The timing of the movie coincided with another effort by the city of Cairo, one of the first not initiated by Walden. This year, the city renamed its Boys and Girls Club after Jackie Robinson, and there’s now a ball field in his honor at Holder Park, where the club is located.

On a Wednesday afternoon, the club fills up right after school gets out. Some of the kids are only 6. Others are about to enter high school. They do homework in a room called “Breaking Barriers” before they run outside to play.

Charles Renaud, 49, one of the club’s founders and a former county commissioner, said the movie served as a catalyst but that the effort to rename the club had been in the making for a long time.

He believes there’s no use in dwelling in the past. Just embrace the present.

“Make no mistake about it. We have issues,” he said. “But let’s learn from the past and move forward. Let’s pick a greater good and work for the kids.”

He acknowledged Walden’s longtime campaign to honor Robinson. The Boys and Girls Club, he said, brings new perspective.

“Give me six years, when our kids start going through the system,” he said. “There will be a child who will say the Jackie Robinson Boys and Girls Club kept them out of trouble.”

Last month, Robinson’s daughter Sharon joined her relatives Walden and Hadley for a gala event in Cairo to raise money for the club.

Pamela Grigg, director of the downtown library who also served on the board of the Boys and Girls Club, said the dinner was a huge deal for Cairo. She could tell that some people there felt some embarrassment that it had taken so long for the community to come together behind Jackie Robinson.
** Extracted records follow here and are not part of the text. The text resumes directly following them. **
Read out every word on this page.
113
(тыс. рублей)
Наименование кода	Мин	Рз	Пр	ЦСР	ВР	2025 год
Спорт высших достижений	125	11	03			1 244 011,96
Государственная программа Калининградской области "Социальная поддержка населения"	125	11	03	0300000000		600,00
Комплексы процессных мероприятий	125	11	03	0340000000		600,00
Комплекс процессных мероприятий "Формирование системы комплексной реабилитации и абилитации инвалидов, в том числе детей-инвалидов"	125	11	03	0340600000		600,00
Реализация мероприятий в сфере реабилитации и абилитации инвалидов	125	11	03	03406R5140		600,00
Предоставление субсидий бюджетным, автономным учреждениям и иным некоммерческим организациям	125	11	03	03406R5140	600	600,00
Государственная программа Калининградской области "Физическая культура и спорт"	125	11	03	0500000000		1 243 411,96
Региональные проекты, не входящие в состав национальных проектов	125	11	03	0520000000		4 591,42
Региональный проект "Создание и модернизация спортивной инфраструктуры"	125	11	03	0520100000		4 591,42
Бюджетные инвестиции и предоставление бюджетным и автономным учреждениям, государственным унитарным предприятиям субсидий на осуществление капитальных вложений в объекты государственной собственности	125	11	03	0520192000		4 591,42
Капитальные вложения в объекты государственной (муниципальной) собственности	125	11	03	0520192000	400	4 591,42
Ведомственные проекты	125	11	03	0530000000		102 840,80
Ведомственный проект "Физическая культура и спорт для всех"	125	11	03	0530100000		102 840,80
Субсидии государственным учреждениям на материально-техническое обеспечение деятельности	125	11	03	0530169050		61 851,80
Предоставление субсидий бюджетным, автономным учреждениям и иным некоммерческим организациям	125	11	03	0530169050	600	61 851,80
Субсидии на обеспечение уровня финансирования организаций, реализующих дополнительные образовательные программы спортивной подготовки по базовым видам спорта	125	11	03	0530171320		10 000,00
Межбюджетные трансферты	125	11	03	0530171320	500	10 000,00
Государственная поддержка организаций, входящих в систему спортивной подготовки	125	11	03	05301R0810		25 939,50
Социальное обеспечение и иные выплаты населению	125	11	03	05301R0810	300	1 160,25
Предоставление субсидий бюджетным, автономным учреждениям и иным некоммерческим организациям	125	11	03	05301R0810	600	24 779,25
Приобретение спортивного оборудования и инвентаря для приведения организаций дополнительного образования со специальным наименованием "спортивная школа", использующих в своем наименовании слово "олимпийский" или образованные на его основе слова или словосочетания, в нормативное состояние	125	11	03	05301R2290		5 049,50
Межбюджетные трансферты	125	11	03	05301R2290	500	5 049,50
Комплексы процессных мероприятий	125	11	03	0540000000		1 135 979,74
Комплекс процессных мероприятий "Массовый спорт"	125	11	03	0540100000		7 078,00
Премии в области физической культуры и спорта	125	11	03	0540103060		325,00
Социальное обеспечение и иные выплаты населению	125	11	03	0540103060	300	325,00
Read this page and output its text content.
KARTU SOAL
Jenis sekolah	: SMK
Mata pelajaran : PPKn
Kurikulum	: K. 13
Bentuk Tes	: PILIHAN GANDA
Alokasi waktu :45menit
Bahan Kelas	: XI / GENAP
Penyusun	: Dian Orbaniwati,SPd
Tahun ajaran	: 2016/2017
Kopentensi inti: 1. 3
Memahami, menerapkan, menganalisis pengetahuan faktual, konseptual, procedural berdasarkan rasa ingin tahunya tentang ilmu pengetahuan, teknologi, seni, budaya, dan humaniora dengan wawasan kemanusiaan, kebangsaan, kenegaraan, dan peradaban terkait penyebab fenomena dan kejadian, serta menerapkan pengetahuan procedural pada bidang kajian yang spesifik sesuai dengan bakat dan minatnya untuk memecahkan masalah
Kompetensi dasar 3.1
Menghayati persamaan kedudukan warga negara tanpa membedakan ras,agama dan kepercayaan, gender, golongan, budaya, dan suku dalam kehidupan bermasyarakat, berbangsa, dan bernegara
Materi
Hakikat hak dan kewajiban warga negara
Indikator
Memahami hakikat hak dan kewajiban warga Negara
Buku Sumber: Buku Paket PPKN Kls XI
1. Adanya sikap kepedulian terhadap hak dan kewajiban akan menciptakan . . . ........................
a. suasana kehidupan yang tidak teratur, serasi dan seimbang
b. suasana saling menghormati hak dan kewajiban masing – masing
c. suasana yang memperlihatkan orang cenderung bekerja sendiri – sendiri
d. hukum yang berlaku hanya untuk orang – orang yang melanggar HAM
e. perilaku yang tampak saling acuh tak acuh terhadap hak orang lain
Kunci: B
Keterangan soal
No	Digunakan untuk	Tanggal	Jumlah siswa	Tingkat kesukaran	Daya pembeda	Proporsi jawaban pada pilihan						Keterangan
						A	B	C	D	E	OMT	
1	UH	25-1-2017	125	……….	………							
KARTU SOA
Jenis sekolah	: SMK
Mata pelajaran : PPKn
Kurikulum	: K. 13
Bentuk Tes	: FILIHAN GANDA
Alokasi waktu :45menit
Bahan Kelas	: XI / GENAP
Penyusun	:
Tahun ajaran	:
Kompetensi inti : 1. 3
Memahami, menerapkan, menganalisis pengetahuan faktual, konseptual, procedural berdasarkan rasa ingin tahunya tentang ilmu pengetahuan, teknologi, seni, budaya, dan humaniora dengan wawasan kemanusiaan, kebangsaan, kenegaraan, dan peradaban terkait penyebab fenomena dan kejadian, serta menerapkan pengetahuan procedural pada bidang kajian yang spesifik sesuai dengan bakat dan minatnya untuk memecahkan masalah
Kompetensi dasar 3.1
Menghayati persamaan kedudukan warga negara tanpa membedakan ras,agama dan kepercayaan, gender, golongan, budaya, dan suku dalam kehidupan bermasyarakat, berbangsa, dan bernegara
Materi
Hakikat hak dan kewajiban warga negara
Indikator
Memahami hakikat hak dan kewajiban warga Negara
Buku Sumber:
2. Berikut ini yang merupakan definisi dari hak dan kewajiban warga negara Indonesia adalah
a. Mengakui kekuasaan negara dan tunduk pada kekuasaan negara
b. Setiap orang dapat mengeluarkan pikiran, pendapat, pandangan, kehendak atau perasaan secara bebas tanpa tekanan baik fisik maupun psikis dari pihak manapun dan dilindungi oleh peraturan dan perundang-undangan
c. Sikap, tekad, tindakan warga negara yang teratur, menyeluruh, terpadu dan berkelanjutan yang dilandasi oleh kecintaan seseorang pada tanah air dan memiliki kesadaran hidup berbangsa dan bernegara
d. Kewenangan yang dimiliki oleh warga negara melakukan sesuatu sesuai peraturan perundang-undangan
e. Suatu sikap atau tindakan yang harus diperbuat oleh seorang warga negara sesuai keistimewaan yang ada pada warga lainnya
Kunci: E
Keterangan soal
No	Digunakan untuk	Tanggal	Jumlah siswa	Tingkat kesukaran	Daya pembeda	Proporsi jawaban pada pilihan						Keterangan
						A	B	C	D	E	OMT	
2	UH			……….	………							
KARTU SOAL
County Commissioner T.D. David said he’d never seen so many people join together for a community purpose.

“It’s proper recognition that’s come very late,” he said, “but it’s very sincere.”

Walden said she hopes the community is finally coming around.

“In the end it’s not about me. It’s not about Jackie. It’s about what they had in their hearts.”

Lehman, the attorney, said Robinson’s name will shine in Cairo. Even among people whose grandparents might have once run Robinson out of town.